= International Committee on Aeronautical Fatigue and Structural Integrity =

The International Committee on Aeronautical Fatigue and Structural Integrity (ICAF) was initiated by Dr. Ir. Frederik Plantema, head of the Structures and Materials Department of the National Aeronautical Research Institute (NLL) in Amsterdam, the Netherlands in 1951. Dr. Plantema proposed international collaboration in the field of aeronautical fatigue in response to growing concerns regarding fatigue problems in metal aircraft structures. The first conference of the International Committee on Aeronautical Fatigue (ICAF) was held in Amsterdam in 1952, with participants from the Netherlands, United Kingdom, Sweden, Belgium and Switzerland. ICAF soon got a significant influence on the fatigue research in a large part of the world by suggesting the urgent problems to be studied and joining the efforts of many laboratories in different countries. It is an informal organization that consists of the General Secretary and the National Delegates from the (now) seventeen member countries. In 2010 the name was changed to the present one in order to clarify that the scope of the committee had broadened and now also includes topics such as damage formation and growth in composite structures, structural health and loads monitoring, probabilistic modeling of structural integrity, corrosion control, etc. The acronym ICAF was maintained.

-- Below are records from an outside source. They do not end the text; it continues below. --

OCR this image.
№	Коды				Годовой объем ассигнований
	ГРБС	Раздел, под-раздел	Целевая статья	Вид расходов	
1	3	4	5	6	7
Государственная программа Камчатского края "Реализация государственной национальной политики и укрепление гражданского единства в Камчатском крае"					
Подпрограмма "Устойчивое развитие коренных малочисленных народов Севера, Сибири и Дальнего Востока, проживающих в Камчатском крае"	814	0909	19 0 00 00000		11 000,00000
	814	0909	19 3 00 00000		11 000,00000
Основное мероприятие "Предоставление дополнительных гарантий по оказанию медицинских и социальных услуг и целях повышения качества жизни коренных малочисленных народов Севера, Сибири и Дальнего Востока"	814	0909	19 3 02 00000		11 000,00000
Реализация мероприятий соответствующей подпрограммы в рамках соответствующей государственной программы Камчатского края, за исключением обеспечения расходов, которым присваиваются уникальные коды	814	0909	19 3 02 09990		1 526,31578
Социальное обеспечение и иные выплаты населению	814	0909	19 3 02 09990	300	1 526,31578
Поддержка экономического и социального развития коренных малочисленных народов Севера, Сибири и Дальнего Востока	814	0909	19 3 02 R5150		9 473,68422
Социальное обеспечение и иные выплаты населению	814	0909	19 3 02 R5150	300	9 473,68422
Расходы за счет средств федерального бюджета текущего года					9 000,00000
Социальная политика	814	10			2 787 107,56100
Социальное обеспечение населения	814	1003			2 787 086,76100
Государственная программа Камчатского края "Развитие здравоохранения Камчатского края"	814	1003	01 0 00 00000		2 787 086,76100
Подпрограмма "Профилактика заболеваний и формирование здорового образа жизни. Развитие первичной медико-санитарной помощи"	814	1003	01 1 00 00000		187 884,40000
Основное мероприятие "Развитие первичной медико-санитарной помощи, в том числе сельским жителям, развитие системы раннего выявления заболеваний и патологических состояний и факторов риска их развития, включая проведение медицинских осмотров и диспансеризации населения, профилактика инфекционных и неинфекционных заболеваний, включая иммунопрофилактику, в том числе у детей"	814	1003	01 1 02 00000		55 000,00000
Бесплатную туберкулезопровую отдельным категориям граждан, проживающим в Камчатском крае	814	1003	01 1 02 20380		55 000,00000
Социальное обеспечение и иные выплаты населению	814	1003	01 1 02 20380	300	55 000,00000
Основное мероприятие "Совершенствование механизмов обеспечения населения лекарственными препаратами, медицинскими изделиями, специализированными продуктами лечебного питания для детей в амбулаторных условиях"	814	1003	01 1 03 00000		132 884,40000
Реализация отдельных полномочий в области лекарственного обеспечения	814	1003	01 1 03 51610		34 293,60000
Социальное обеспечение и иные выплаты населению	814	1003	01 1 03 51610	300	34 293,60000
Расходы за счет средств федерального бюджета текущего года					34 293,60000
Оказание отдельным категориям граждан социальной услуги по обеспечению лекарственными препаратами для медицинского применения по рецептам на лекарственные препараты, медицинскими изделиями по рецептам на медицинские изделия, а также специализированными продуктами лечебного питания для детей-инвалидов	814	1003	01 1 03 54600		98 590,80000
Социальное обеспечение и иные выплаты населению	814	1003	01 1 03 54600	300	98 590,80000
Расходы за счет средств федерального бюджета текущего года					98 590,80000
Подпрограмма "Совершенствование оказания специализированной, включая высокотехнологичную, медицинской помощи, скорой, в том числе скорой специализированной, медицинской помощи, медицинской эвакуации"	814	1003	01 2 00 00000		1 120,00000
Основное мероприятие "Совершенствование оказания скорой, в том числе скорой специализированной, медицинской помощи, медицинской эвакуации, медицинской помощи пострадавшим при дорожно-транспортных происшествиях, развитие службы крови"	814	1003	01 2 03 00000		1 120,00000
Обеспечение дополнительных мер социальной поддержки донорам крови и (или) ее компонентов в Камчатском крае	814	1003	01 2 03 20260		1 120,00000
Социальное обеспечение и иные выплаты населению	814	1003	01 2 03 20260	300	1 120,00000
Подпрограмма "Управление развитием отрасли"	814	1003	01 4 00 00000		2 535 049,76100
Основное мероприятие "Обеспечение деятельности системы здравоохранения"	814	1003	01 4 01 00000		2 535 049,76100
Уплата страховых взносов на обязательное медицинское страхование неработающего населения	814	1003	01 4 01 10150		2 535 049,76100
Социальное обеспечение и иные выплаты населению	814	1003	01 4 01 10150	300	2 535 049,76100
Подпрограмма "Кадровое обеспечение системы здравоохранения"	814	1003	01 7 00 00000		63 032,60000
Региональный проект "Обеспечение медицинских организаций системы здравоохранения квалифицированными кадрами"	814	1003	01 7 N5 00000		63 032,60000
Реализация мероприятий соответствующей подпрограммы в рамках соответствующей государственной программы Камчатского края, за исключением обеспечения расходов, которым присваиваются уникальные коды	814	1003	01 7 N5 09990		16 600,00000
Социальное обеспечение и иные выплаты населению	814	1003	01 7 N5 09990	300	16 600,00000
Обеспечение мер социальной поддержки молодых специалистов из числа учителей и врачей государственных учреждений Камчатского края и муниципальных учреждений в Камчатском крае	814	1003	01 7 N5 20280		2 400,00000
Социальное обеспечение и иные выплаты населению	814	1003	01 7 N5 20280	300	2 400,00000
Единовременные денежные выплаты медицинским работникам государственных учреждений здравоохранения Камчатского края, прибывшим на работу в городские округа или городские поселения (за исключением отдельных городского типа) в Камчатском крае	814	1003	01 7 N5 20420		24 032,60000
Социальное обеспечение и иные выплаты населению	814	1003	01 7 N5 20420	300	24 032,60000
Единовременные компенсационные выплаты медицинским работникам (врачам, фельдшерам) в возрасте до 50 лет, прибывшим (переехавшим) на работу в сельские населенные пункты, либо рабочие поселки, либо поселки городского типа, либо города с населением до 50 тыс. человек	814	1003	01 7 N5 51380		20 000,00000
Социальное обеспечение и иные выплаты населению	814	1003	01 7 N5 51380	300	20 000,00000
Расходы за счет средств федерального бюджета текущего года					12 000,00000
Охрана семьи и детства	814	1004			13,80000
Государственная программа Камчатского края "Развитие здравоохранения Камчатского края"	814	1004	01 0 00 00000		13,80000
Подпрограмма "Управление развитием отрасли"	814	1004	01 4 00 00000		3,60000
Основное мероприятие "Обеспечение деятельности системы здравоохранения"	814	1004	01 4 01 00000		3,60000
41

The stated aims of ICAF are to encourage contacts between people actively engaged in aircraft structural integrity problems and to exchange information, experience, opinions and ideas concerning aeronautical fatigue and fatigue-related subjects. To this end a conference and a symposium are organized every two years for attendance by representatives of industry, universities and institutes, military specialists, regulatory agencies and aircraft operators throughout the world. The two-day conference consists of reviews of aeronautical fatigue and other structural integrity activities presented by the National Delegates. It is followed by a three-day symposium for specialist papers presented by authors with design, manufacturing, airworthiness regulations, operations and research backgrounds. The symposium also includes the Plantema Memorial Lecture, delivered by a leading member of the structural integrity community, and the presentation of the Schijve Award to a selected young researcher.

ICAF has no formal constitution or laws or funds. Its activities are possible only by the interest of the member countries and the activities of the National Delegates and the General Secretary, who is elected by the National Delegates from their ranks and is appointed for an indefinite period of time. The appointment of the National Delegates is also permanent. On resignation, a delegate nominates a successor for approval by the other delegates and the General Secretary. The National Delegates usually come from a non-profit research institute, although some delegates have a position in a university or within the aerospace industry.

Participation in the ICAF meetings is open for anybody interested in the topics. More information is provided on ICAF's website: "ICAF"

==Member countries==
Originally, ICAF started with five member countries only, while other countries were invited to join later. New member countries can still be invited to join ICAF upon agreement of the committee members. The current ICAF member countries are listed below.
- Australia
- Brazil
- Canada
- China
- Finland
- France
- Germany
- Israel
- Italy
- Japan
- Poland
- Russia
- Sweden
- Switzerland
- The Netherlands
- United Kingdom
- United States of America

==Plantema Medal==
The Plantema Medal has been established by ICAF in 1967. It is a career award that is presented to a selected leading member of the structural integrity community. The award recipient is invited to deliver a keynote lecture at the start of the biennial symposium. This Plantema Memorial Lecture is named after the late Dr. Ir. Frederik Johan Plantema, inspiror, founder and General Secretary of ICAF, from its foundation in 1951 until November 1966 when he untimely passed away. In the first Plantema Memorial Lecture Mr Barrois "(France) stated that "The ICAF is a neutral ground (...). No privilege can disturb the harmony of the members, as there is no nominal President, and the real President, Dr. Plantema, remained a modest secretary and confined himself strictly within this part, however always suggesting the way to follow which was generally agreed to."

==Jaap Schijve Award==
This biennial award for young and talented academics in the field of aeronautical fatigue has been established in 2007 by Royal Netherlands Aerospace Centre NLR and Delft University in the Netherlands. The award is named after Prof. Jaap Schijve, to celebrate his 80th birthday. It consists of a token and a prize of €5000,=. Recognizing its promotional value, ICAF has offered the opportunity to present the award on the last day of the ICAF symposium. In 2009 the award was presented for the first time.

==International recognition==
In 2018 ICAF has received the ICAS von Karman Award for International Collaboration in Aeronautics, in recognition of the multi-national world-wide work over almost seven decades to ensure the safe flight of both civil and military aircraft. This award was established in 1980 in memory of Theodore von Karman, a leading figure in the foundation of ICAS, the International Council of the Aeronautical Sciences, and an outstanding proponent of international collaboration in the aeronautical sciences.

A similar prize, the Cristoforo Colombo International Communication Award, was presented to ICAF in 1980 by the City of Genoa in Italy.